Europa responde con marcos estrictos como el GDPR, el Esquema Nacional de Seguridad español y limitaciones explícitas a usos de IA que impliquen puntuación social o vigilancia biométrica masiva. Estados Unidos, en cambio, convive con una regulación fragmentada y con un complejo militar‑tecnológico del que Palantir es parte, haciendo muy difícil que el propio Estado limite a sus empresas “partner”. Argentina corre el riesgo de colocarse en el peor lugar posible: sin músculo regulatorio propio, sin capacidad de auditar tecnologías importadas y con incentivos para aceptar paquetes tecnológicos atados a agendas geopolíticas ajenas.

Qué está realmente en juego

El debate no es binario. Nadie discute que herramientas avanzadas de análisis de datos pueden salvar vidas, mejorar la inteligencia contra amenazas, optimizar respuestas ante crisis o combatir fraudes complejos. El problema emerge cuando esas capacidades se despliegan sin controles democráticos, sin transparencia y sin normas claras sobre límites, responsabilidades y derechos de los ciudadanos cuyos datos alimentan la maquinaria.

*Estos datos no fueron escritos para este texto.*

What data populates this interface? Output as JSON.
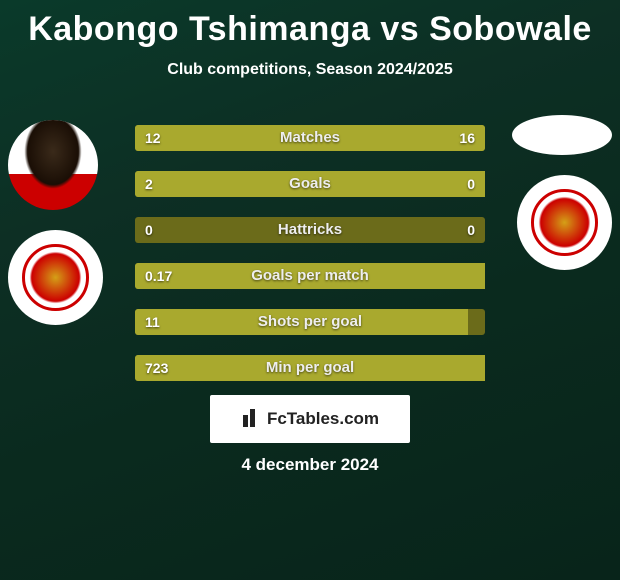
{
  "title": "Kabongo Tshimanga vs Sobowale",
  "subtitle": "Club competitions, Season 2024/2025",
  "date": "4 december 2024",
  "branding": "FcTables.com",
  "colors": {
    "bar_full": "#a9a92e",
    "bar_empty": "#6b6b1a",
    "title_color": "#ffffff"
  },
  "stats": [
    {
      "label": "Matches",
      "left_value": "12",
      "right_value": "16",
      "left_pct": 43,
      "right_pct": 57
    },
    {
      "label": "Goals",
      "left_value": "2",
      "right_value": "0",
      "left_pct": 100,
      "right_pct": 0
    },
    {
      "label": "Hattricks",
      "left_value": "0",
      "right_value": "0",
      "left_pct": 0,
      "right_pct": 0
    },
    {
      "label": "Goals per match",
      "left_value": "0.17",
      "right_value": "",
      "left_pct": 100,
      "right_pct": 0
    },
    {
      "label": "Shots per goal",
      "left_value": "11",
      "right_value": "",
      "left_pct": 95,
      "right_pct": 0
    },
    {
      "label": "Min per goal",
      "left_value": "723",
      "right_value": "",
      "left_pct": 100,
      "right_pct": 0
    }
  ]
}
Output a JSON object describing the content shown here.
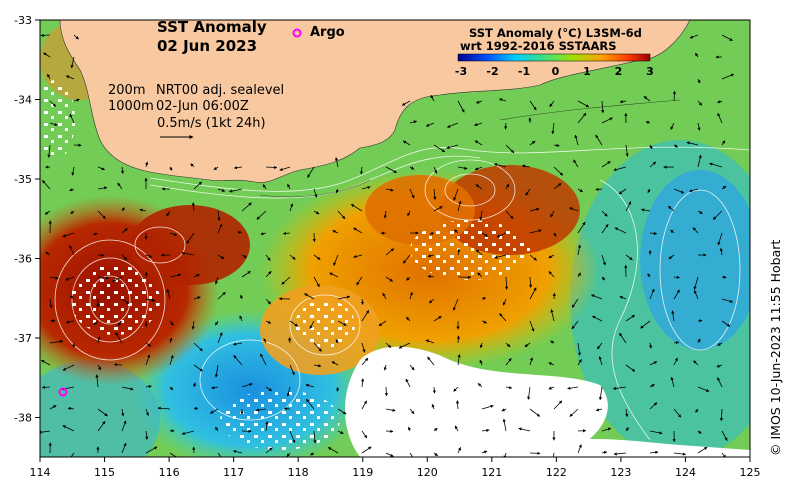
{
  "title": {
    "line1": "SST Anomaly",
    "line2": "02 Jun 2023"
  },
  "argo": {
    "label": "Argo",
    "color": "#ff00ff"
  },
  "info": {
    "depth1": "200m",
    "depth2": "1000m",
    "source": "NRT00 adj. sealevel",
    "time": "02-Jun 06:00Z",
    "velocity": "0.5m/s (1kt 24h)"
  },
  "legend": {
    "title1": "SST Anomaly (°C) L3SM-6d",
    "title2": "wrt 1992-2016 SSTAARS",
    "ticks": [
      "-3",
      "-2",
      "-1",
      "0",
      "1",
      "2",
      "3"
    ],
    "colors": [
      "#00008f",
      "#0050ff",
      "#00d0ff",
      "#40e080",
      "#a0e000",
      "#ffa000",
      "#ff4000",
      "#a00000"
    ]
  },
  "axes": {
    "x_ticks": [
      "114",
      "115",
      "116",
      "117",
      "118",
      "119",
      "120",
      "121",
      "122",
      "123",
      "124",
      "125"
    ],
    "y_ticks": [
      "-33",
      "-34",
      "-35",
      "-36",
      "-37",
      "-38"
    ]
  },
  "colors": {
    "land": "#f8c8a0",
    "no_data": "#ffffff"
  },
  "credit": "© IMOS 10-Jun-2023 11:55 Hobart"
}
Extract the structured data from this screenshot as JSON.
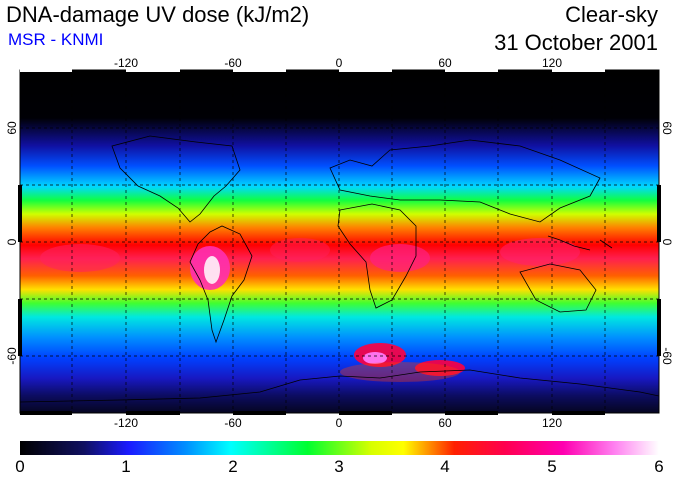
{
  "header": {
    "title": "DNA-damage UV dose (kJ/m2)",
    "subtitle": "MSR - KNMI",
    "condition": "Clear-sky",
    "date": "31 October 2001"
  },
  "map": {
    "lon_ticks": [
      "-120",
      "-60",
      "0",
      "60",
      "120"
    ],
    "lat_ticks_left": [
      "60",
      "0",
      "-60"
    ],
    "lat_ticks_right": [
      "60",
      "0",
      "-60"
    ]
  },
  "colorbar": {
    "ticks": [
      "0",
      "1",
      "2",
      "3",
      "4",
      "5",
      "6"
    ],
    "min": 0,
    "max": 6,
    "colors": [
      "#000000",
      "#1a1a9e",
      "#0050ff",
      "#00e0ff",
      "#00ff40",
      "#d8ff00",
      "#ffff00",
      "#ff3000",
      "#ff0060",
      "#ff00c0",
      "#ffffff"
    ]
  }
}
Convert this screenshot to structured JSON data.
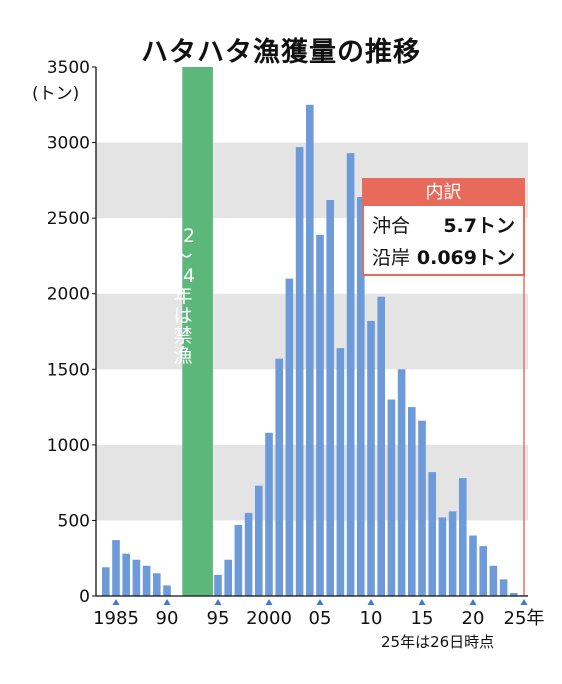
{
  "title": "ハタハタ漁獲量の推移",
  "y_unit": "(トン)",
  "note": "25年は26日時点",
  "ban": {
    "lines": [
      "92",
      "〜",
      "94",
      "年",
      "は",
      "禁",
      "漁"
    ],
    "color": "#5cb87a"
  },
  "breakdown": {
    "header": "内訳",
    "rows": [
      {
        "label": "沖合",
        "value": "5.7トン"
      },
      {
        "label": "沿岸",
        "value": "0.069トン"
      }
    ],
    "color": "#e86a5a"
  },
  "colors": {
    "bar": "#6d9ad8",
    "band": "#e4e4e4",
    "tick_marker": "#3a7bd5"
  },
  "chart_data": {
    "type": "bar",
    "title": "ハタハタ漁獲量の推移",
    "ylabel": "(トン)",
    "ylim": [
      0,
      3500
    ],
    "yticks": [
      0,
      500,
      1000,
      1500,
      2000,
      2500,
      3000,
      3500
    ],
    "x": [
      1984,
      1985,
      1986,
      1987,
      1988,
      1989,
      1990,
      1991,
      1992,
      1993,
      1994,
      1995,
      1996,
      1997,
      1998,
      1999,
      2000,
      2001,
      2002,
      2003,
      2004,
      2005,
      2006,
      2007,
      2008,
      2009,
      2010,
      2011,
      2012,
      2013,
      2014,
      2015,
      2016,
      2017,
      2018,
      2019,
      2020,
      2021,
      2022,
      2023,
      2024,
      2025
    ],
    "values": [
      190,
      370,
      280,
      240,
      200,
      150,
      70,
      null,
      null,
      null,
      null,
      140,
      240,
      470,
      550,
      730,
      1080,
      1570,
      2100,
      2970,
      3250,
      2390,
      2620,
      1640,
      2930,
      2640,
      1820,
      1980,
      1300,
      1500,
      1250,
      1160,
      820,
      520,
      560,
      780,
      400,
      330,
      200,
      110,
      20,
      5.77
    ],
    "xtick_labels": [
      {
        "x": 1985,
        "label": "1985"
      },
      {
        "x": 1990,
        "label": "90"
      },
      {
        "x": 1995,
        "label": "95"
      },
      {
        "x": 2000,
        "label": "2000"
      },
      {
        "x": 2005,
        "label": "05"
      },
      {
        "x": 2010,
        "label": "10"
      },
      {
        "x": 2015,
        "label": "15"
      },
      {
        "x": 2020,
        "label": "20"
      },
      {
        "x": 2025,
        "label": "25年"
      }
    ],
    "ban_period": [
      1992,
      1994
    ],
    "grid": "alternating horizontal bands"
  }
}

En un país donde ya se ensaya ciberpatrullaje sin criterios robustos de rendición de cuentas, y donde la protección de datos personales convive con iniciativas que la erosionan, la llegada de Palantir no es una anécdota empresarial sino un capítulo más de una disputa de fondo: quién controla la infraestructura de la mirada estatal. La Argentina puede optar entre dos caminos: convertirse en cliente subordinado de un modelo de “República tecnológica” diseñado en otros centros de poder, o afirmar una estrategia propia de ciberdefensa y soberanía digital que coloque la IA al servicio de la ciudadanía y no al revés.

Porque, al final, la discusión ya no es si la inteligencia artificial va a cambiar el poder global, sino quién controla esa inteligencia artificial, bajo qué reglas y con qué límites democráticos.